I am starting to think these are not just AI scrapers blindly seeking out data. All kinds of FOSS sites including low volume forums and blogs have been under this kind of persistent pressure for a while now. Given the cost involved in maintaining this kind of widespread constant scraping, the economics don’t seem to line up. Surely even big budget projects would adjust their scraping rates based on how many changes they see on a given site. At scale this could save a lot of money and would reduce the chance of blocking.
I haven’t heard of the same attacks facing (for instance) niche hobby communities. Does anyone know if those sites are facing the same scale of attacks?
Is there any chance that this is a deniable attack intended to disrupt the tech industry, or even the FOSS community in particular, with training data gathered as a side benefit? I’m just struggling to understand how the economics can work here.
>I haven’t heard of the same attacks facing (for instance) niche hobby communities. Does anyone know if those sites are facing the same scale of attacks?
They are. I participate in modding communities for very niche gaming projects. All of them experienced massive DDOS attacks from AI scrappers on their websites over the past year. They are long running non-commercial projects that don’t present any business interest to anyone to be worth expending resources purely to bring them offline. They had to temporarily put the majority of their discussion boards and development resources behind a login wall to avoid having to go down completely.
How many of these scrapers are written by AI by data-science folks who don't remotely care how often they're hitting the sites, and is data they wouldn't even think to give or ask the LLM about?
But does that explain all of the various scrapers doing the same thing across the same set of sites? And again, the sheer bandwidth and CPU time involved should eventually bother the bean counters.
I did think of a couple of possibilities:
- Someone has a software package or list of sites out there that people are using instead of building their own scrapers, so everyone hits the same targets with the same pattern.
- There are a bunch of companies chasing a (real or hoped for) “scraped data” market, perhaps overseas where overhead is lower, and there’s enough excess AI funding sloshing around that they able to scrape everything mindlessly for now. If this is the case then the problem should fix itself as funding gets tighter.
My theory on this one is some serial wantrepreneur came up with a business plan of scraping the archive and feeding it into a LLM to identify some vague opportunity. Then they paid some Fiverr / Upwork kid in India $200 to get the data.
The good news is this website and any other can mitigate these things by moving to Cloudflare and it's free.
I've wondered for a while if simple interaction systems would be good enough to fend these things off without building up walls like logins. Things like Anubis do system checks, but I'm wondering if it would be even easier to do something like the oldschool Captchas where you just have a single interactive element that requires user input to redirect to another page.

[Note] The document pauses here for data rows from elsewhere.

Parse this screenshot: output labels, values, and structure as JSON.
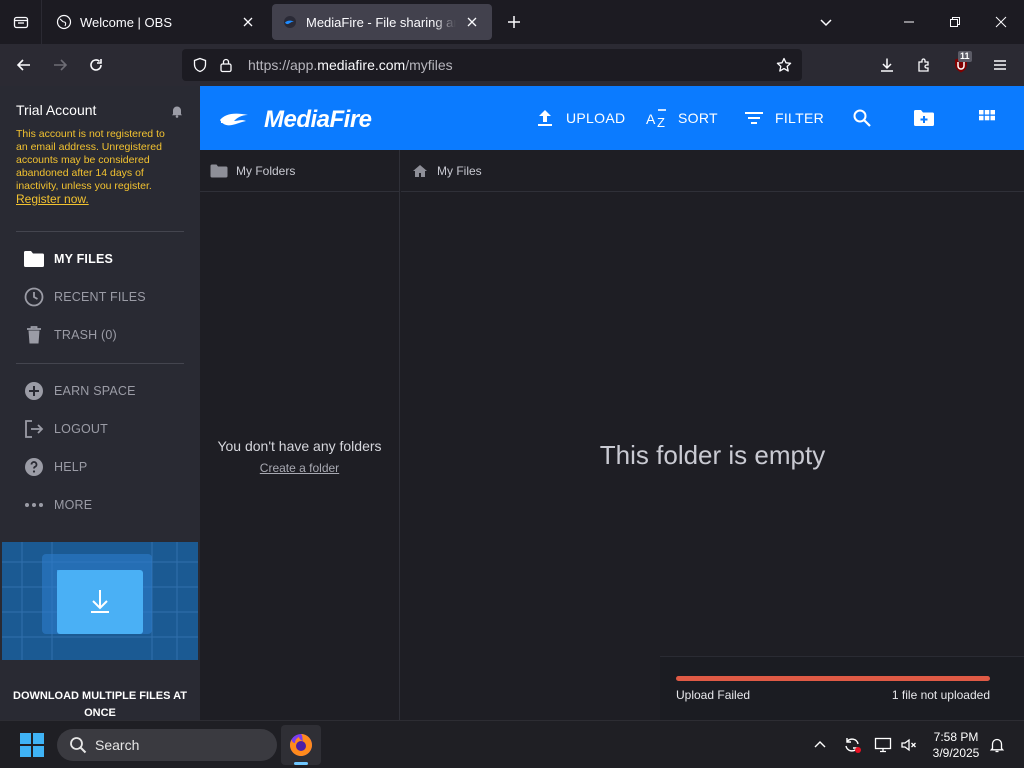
{
  "browser": {
    "tabs": [
      {
        "title": "Welcome | OBS"
      },
      {
        "title": "MediaFire - File sharing and sto"
      }
    ],
    "url_prefix": "https://app.",
    "url_host": "mediafire.com",
    "url_path": "/myfiles",
    "extension_badge": "11"
  },
  "sidebar": {
    "account_title": "Trial Account",
    "account_message": "This account is not registered to an email address. Unregistered accounts may be considered abandoned after 14 days of inactivity, unless you register.",
    "register_link": "Register now.",
    "items": [
      {
        "label": "MY FILES",
        "icon": "folder-icon"
      },
      {
        "label": "RECENT FILES",
        "icon": "clock-icon"
      },
      {
        "label": "TRASH (0)",
        "icon": "trash-icon"
      },
      {
        "label": "EARN SPACE",
        "icon": "plus-circle-icon"
      },
      {
        "label": "LOGOUT",
        "icon": "logout-icon"
      },
      {
        "label": "HELP",
        "icon": "help-icon"
      },
      {
        "label": "MORE",
        "icon": "more-icon"
      }
    ],
    "promo_text": "DOWNLOAD MULTIPLE FILES AT ONCE"
  },
  "header": {
    "logo_text": "MediaFire",
    "actions": [
      {
        "label": "UPLOAD"
      },
      {
        "label": "SORT"
      },
      {
        "label": "FILTER"
      }
    ],
    "accent_color": "#0b7bff"
  },
  "folders_panel": {
    "title": "My Folders",
    "empty_text": "You don't have any folders",
    "create_link": "Create a folder"
  },
  "files_panel": {
    "breadcrumb": "My Files",
    "empty_text": "This folder is empty"
  },
  "upload_panel": {
    "status": "Upload Failed",
    "count_text": "1 file not uploaded",
    "progress": 1.0,
    "bar_color": "#e05a45"
  },
  "taskbar": {
    "search_placeholder": "Search",
    "time": "7:58 PM",
    "date": "3/9/2025"
  }
}
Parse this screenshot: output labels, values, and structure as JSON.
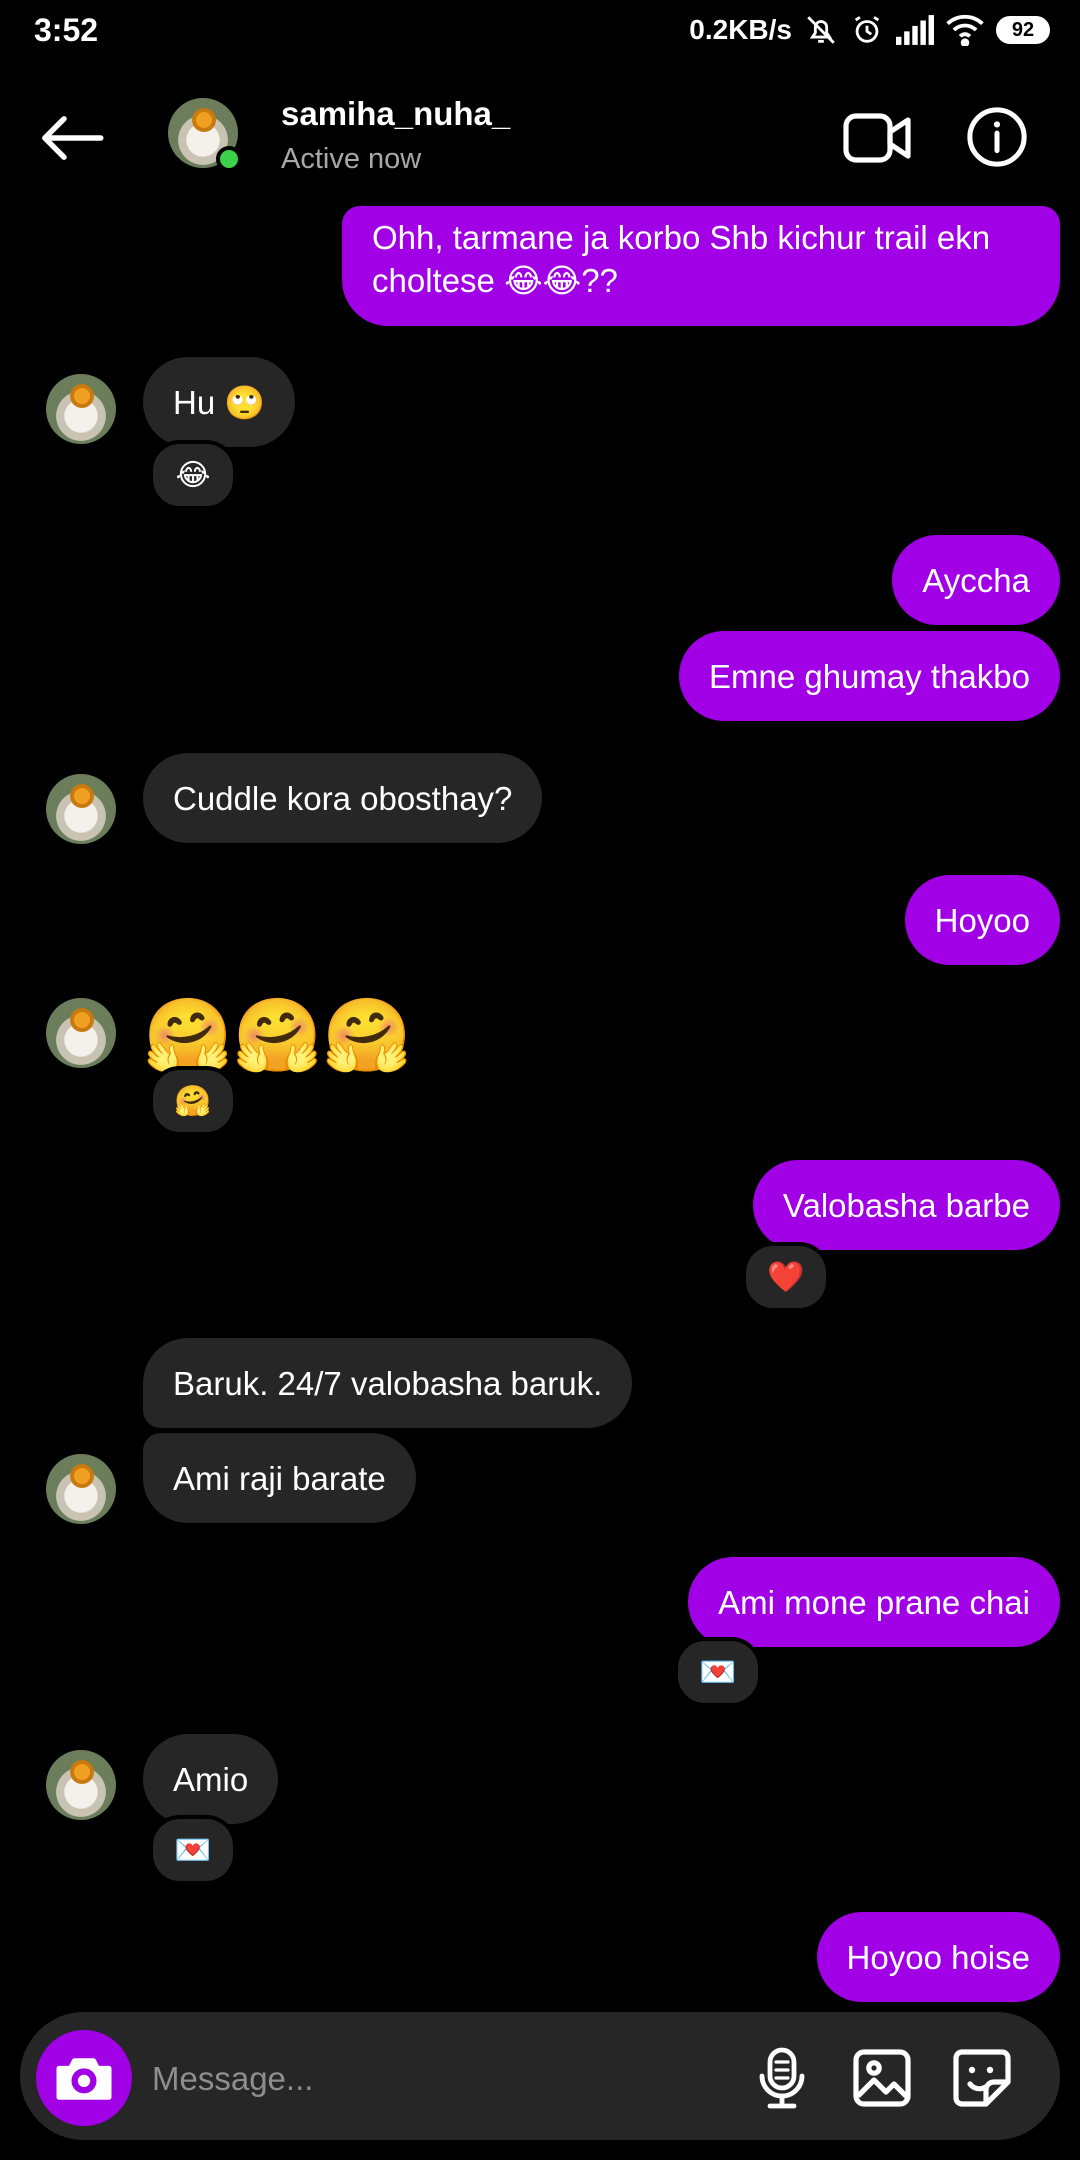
{
  "status_bar": {
    "time": "3:52",
    "network_speed": "0.2KB/s",
    "battery": "92"
  },
  "header": {
    "username": "samiha_nuha_",
    "status": "Active now"
  },
  "messages": [
    {
      "side": "out",
      "text": "Ohh, tarmane ja korbo Shb kichur trail ekn"
    },
    {
      "side": "out",
      "text": "choltese 😂😂??"
    },
    {
      "side": "in",
      "text": "Hu 🙄",
      "reaction": "😂"
    },
    {
      "side": "out",
      "text": "Ayccha"
    },
    {
      "side": "out",
      "text": "Emne ghumay thakbo"
    },
    {
      "side": "in",
      "text": "Cuddle kora obosthay?"
    },
    {
      "side": "out",
      "text": "Hoyoo"
    },
    {
      "side": "in",
      "text": "🤗🤗🤗",
      "reaction": "🤗"
    },
    {
      "side": "out",
      "text": "Valobasha barbe",
      "reaction": "❤️"
    },
    {
      "side": "in",
      "text": "Baruk. 24/7 valobasha baruk."
    },
    {
      "side": "in",
      "text": "Ami raji barate"
    },
    {
      "side": "out",
      "text": "Ami mone prane chai",
      "reaction": "💌"
    },
    {
      "side": "in",
      "text": "Amio",
      "reaction": "💌"
    },
    {
      "side": "out",
      "text": "Hoyoo hoise"
    }
  ],
  "composer": {
    "placeholder": "Message..."
  },
  "colors": {
    "outgoing_bubble": "#a100e6",
    "incoming_bubble": "#262626",
    "background": "#000000",
    "online": "#3bd14a"
  },
  "icons": [
    "back-arrow-icon",
    "video-camera-icon",
    "info-icon",
    "camera-icon",
    "microphone-icon",
    "gallery-icon",
    "sticker-icon"
  ]
}
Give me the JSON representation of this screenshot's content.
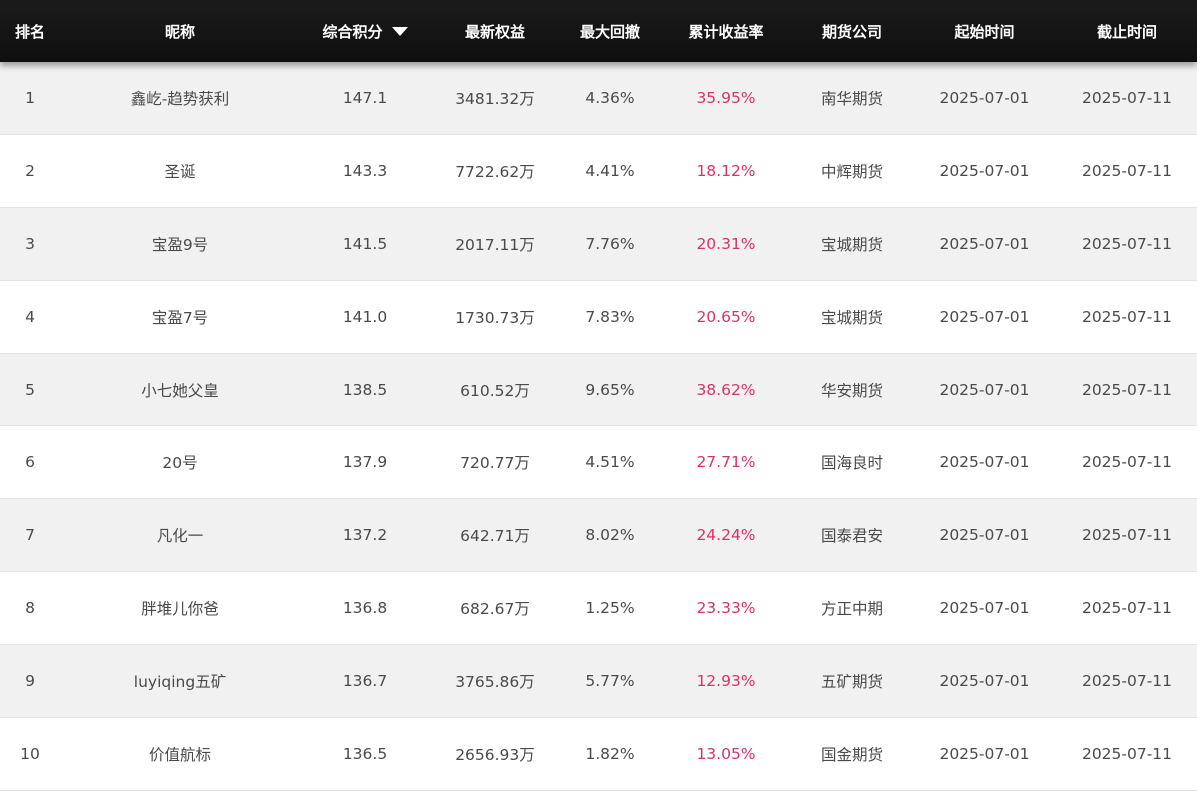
{
  "header": {
    "rank": "排名",
    "nickname": "昵称",
    "score": "综合积分",
    "equity": "最新权益",
    "drawdown": "最大回撤",
    "return_rate": "累计收益率",
    "company": "期货公司",
    "start": "起始时间",
    "end": "截止时间",
    "sort_icon": "caret-down-icon"
  },
  "colors": {
    "header_bg": "#141414",
    "return_rate": "#d6336c",
    "row_alt": "#f1f1f1"
  },
  "rows": [
    {
      "rank": "1",
      "nickname": "鑫屹-趋势获利",
      "score": "147.1",
      "equity": "3481.32万",
      "drawdown": "4.36%",
      "return_rate": "35.95%",
      "company": "南华期货",
      "start": "2025-07-01",
      "end": "2025-07-11"
    },
    {
      "rank": "2",
      "nickname": "圣诞",
      "score": "143.3",
      "equity": "7722.62万",
      "drawdown": "4.41%",
      "return_rate": "18.12%",
      "company": "中辉期货",
      "start": "2025-07-01",
      "end": "2025-07-11"
    },
    {
      "rank": "3",
      "nickname": "宝盈9号",
      "score": "141.5",
      "equity": "2017.11万",
      "drawdown": "7.76%",
      "return_rate": "20.31%",
      "company": "宝城期货",
      "start": "2025-07-01",
      "end": "2025-07-11"
    },
    {
      "rank": "4",
      "nickname": "宝盈7号",
      "score": "141.0",
      "equity": "1730.73万",
      "drawdown": "7.83%",
      "return_rate": "20.65%",
      "company": "宝城期货",
      "start": "2025-07-01",
      "end": "2025-07-11"
    },
    {
      "rank": "5",
      "nickname": "小七她父皇",
      "score": "138.5",
      "equity": "610.52万",
      "drawdown": "9.65%",
      "return_rate": "38.62%",
      "company": "华安期货",
      "start": "2025-07-01",
      "end": "2025-07-11"
    },
    {
      "rank": "6",
      "nickname": "20号",
      "score": "137.9",
      "equity": "720.77万",
      "drawdown": "4.51%",
      "return_rate": "27.71%",
      "company": "国海良时",
      "start": "2025-07-01",
      "end": "2025-07-11"
    },
    {
      "rank": "7",
      "nickname": "凡化一",
      "score": "137.2",
      "equity": "642.71万",
      "drawdown": "8.02%",
      "return_rate": "24.24%",
      "company": "国泰君安",
      "start": "2025-07-01",
      "end": "2025-07-11"
    },
    {
      "rank": "8",
      "nickname": "胖堆儿你爸",
      "score": "136.8",
      "equity": "682.67万",
      "drawdown": "1.25%",
      "return_rate": "23.33%",
      "company": "方正中期",
      "start": "2025-07-01",
      "end": "2025-07-11"
    },
    {
      "rank": "9",
      "nickname": "luyiqing五矿",
      "score": "136.7",
      "equity": "3765.86万",
      "drawdown": "5.77%",
      "return_rate": "12.93%",
      "company": "五矿期货",
      "start": "2025-07-01",
      "end": "2025-07-11"
    },
    {
      "rank": "10",
      "nickname": "价值航标",
      "score": "136.5",
      "equity": "2656.93万",
      "drawdown": "1.82%",
      "return_rate": "13.05%",
      "company": "国金期货",
      "start": "2025-07-01",
      "end": "2025-07-11"
    }
  ]
}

Like you hit a landing page and drag a slider or click and hold to go to the page proper, things that aren't as annoying as modern Captchas and are like a fun little interactive way to enter.
As I'm writing this I'm reminded of Flash based homepages. And it really makes it apparent that Flash would be perfect for impeding these LLM crawlers.
I run a small, niche browser game (~125 weekly unique users, down from around 1500 at its peak 15 years ago), and until I put its Wiki behind a login wall a few months ago, we were getting absolutely hammered by the bots. Not open source, not anything of particular interest to anyone beyond those already playing the game and the very select group of people who, if they found it, might actually enjoy it. (It's all text, almost-entirely-player-driven, and can be very slow at times, so people used to modern mobile games and similar dopamine factories tend to bounce off of it very quickly.)
Some of the UAs we saw included Claude and OpenAI, but there were a lot of obviously-bot requests to the Wiki that were using generic UAs and residential IPs.
If there's a concerted effort to swamp open-source projects, it's not the only thing going on. I think it's much more likely that the primary cause of this flood is people who a) think they have the right to absolutely everything on the internet, b) expect everyone they scrape from to be actively trying to hide the data from them (so, for instance, they will ignore any exposed API), and c) don't care either how many resources they use, or how much damage they do.
> I haven’t heard of the same attacks facing (for instance) niche hobby communities. Does anyone know if those sites are facing the same scale of attacks?
Yes. Fortunately if your hobby community is regional you can be fairly blunt in terms of blocks.
I haven’t heard of the same attacks facing (for instance) niche hobby communities. Does anyone know if those sites are facing the same scale of attacks?
Is there any chance that this is a deniable attack intended to disrupt the tech industry, or even the FOSS community in particular, with training data gathered as a side benefit? I’m just struggling to understand how the economics can work here.